Değişikliğin nedeni "beklentiye cevap verme"

Ankara (AA)- Üniversitelerarası Kurul'un (ÜAK) bildirisinde, "'Anayasa değişikliğinin doğrudan uygulanması gerektiğini söyleyebilmenin hukuki temeli olamaz. Olsa olsa bir siyasi değerlendirme veya beklentiye cevap verme olabilir" denildi.

ÜAK'nın Kurul Başkanı Prof. Dr. Mustafa Akaydın başkanlığındaki olağanüstü toplantısı yaklaşık 2.5 saat sürdü. Toplantı sonrası yayımlanan bildiride, Anayasa'nın 10. ve 42. maddelerinde yapılan son değişikliklerin Cumhurbaşkanı'nca onaylanıp Resmi Gazete'de yayımlanarak yürürlüğe girmesinden sonra YÖK Başkanı Prof. Dr. Yusuf Ziya Özcan tarafından yapılan değerlendirmeyi içeren ve rektörlüklere gönderilen 24 Şubat 2008 tarihli yazının, "Üniversitelerin çok ciddi sorunlarla karşı karşıya kalmasına yol açtığı" ifade edildi.

Reklam
Reklam

Anayasa'nın 42. maddesinde yapılan son değişikliğin bir genel çerçeve çizdiği ve buna uygun bir düzenlemenin kanunla yapılması gerektiğinde kuşku olmadığının belirtildiği bildiride, "Nitekim anılan anayasa değişikliğinin onaylanması hakkındaki Türkiye Cumhuriyeti Cumhurbaşkanlığı yazısında 'bazı vatandaşlarımızın endişelerinin de anlayışla karşılanmasında ve bu endişeleri giderecek düzenlemelerin hayata geçirilmesinde zorunluluk bulunmaktadır' denilmektedir. Bu ifadede sözü edilen düzenlemenin kanunla yapılması gereken bir düzenleme olduğu ve 42. maddede sözü edilen bir kanun olduğuna kuşku yoktur" denildi.

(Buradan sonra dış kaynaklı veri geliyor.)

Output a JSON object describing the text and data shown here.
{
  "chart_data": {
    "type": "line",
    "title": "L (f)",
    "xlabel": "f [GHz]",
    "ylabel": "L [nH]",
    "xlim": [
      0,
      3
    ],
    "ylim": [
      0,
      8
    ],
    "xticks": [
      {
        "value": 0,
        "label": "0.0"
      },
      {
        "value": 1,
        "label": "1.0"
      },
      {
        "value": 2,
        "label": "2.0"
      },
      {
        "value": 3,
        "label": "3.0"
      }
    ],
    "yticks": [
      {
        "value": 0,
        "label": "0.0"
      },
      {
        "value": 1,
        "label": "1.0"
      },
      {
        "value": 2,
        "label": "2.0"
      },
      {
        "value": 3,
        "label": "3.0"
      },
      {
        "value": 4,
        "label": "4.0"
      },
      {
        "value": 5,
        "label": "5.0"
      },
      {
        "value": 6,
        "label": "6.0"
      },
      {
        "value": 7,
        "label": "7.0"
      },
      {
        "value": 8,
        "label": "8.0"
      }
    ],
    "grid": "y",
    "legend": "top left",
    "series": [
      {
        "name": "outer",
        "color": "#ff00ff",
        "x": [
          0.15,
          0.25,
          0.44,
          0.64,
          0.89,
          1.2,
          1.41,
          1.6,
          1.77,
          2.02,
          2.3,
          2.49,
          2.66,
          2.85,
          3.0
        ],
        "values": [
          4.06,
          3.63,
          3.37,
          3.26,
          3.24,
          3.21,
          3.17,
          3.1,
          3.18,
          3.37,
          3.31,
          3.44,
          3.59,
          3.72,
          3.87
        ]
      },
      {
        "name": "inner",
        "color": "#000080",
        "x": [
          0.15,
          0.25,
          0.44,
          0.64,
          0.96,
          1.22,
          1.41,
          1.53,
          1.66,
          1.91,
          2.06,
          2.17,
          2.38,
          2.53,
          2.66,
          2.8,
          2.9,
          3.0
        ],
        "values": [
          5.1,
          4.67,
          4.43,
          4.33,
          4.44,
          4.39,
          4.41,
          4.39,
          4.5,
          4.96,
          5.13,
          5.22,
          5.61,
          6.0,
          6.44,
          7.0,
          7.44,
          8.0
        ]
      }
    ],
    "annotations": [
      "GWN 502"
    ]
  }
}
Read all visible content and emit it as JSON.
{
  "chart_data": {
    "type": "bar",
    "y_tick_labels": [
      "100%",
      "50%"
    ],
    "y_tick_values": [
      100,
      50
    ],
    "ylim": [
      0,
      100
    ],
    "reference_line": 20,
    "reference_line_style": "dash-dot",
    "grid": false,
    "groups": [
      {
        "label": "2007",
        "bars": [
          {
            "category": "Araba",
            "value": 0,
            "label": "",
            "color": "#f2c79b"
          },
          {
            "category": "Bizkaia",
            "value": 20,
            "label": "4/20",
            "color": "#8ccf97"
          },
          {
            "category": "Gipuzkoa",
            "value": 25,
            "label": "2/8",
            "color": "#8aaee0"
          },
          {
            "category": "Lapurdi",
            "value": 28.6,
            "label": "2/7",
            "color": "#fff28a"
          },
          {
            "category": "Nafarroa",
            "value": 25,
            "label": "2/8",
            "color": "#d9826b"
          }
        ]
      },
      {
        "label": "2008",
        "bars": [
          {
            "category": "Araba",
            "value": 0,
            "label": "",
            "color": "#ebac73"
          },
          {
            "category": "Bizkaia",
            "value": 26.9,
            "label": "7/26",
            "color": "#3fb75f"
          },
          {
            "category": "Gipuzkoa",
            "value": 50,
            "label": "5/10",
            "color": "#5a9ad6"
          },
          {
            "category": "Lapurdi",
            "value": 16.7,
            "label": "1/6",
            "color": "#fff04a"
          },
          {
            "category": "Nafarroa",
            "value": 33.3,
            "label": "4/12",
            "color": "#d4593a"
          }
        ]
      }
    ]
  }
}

Aynı şekilde ek 17. maddede değişiklik yapılması hakkındaki kanun teklifi gerekçesinde de böyle bir kanuni düzenlemeye ihtiyaç duyulduğunun açıkça belirtildiği vurgulanan bildiride, şunlar kaydedildi:

"Bu kadar açık bir anayasa buyruğu ve hukuki düzenleme karşısında sözü edilen sınırların kanunla belirlenmesi yerine YÖK Başkanı'nın anayasal ve yasal dayanağını göstermeden kendisinde olmayan yetkileri kullanarak rektörler ve üniversitelerin yetkili kurullarını adeta suç işlemeye teşvik eden veya bu yönde yazılı baskı uygulayan, anılan yazısında belirtildiği gibi 'toplumumuzun estetik anlayışını yansıtma, bir hakkın kötüye kullanılmasına izin verilmeme', kimin nasıl belirleyebileceği veya teşhis edebileceği belli olmayan şekilde 'kimlikleri teşhis edebilme' gibi son derece sübjektif ve kişiden kişiye değişecek ölçütler ileri sürülerek anılan anayasa değişikliğinin doğrudan uygulanması gerektiğini söyleyebilmenin hukuki temeli olamaz. Olsa olsa bir siyasi değerlendirme veya beklentiye cevap verme olabilir. Anayasa'nın 10. ve
42. maddelerinde yapılan değişikliğin gerekçelerinin de bu hükümlerin doğrudan doğruya uygulanmasını zorunlu kılması bir yana uygulanması gerektiği yönündeki görüşlerin dayanağı da olamaz. Bu gerekçeler konuyu kanunla düzenleyecek olan kanun koyucuya ışık tutabilir. Bu nedenle Yükseköğretim Kanunu'nun ek 17. maddesinin bu madde hakkında Anayasa Mahkemesi'nin verdiği ve yasama, yürütme ve yargı organlarıyla gerçek ve tüzel kişileri bağladığı Anayasa'nın bir başka hükmünde açıkça yer alan karar doğrultusunda uygulanmaya devam edilmesi bir hukuki zorunluluktur."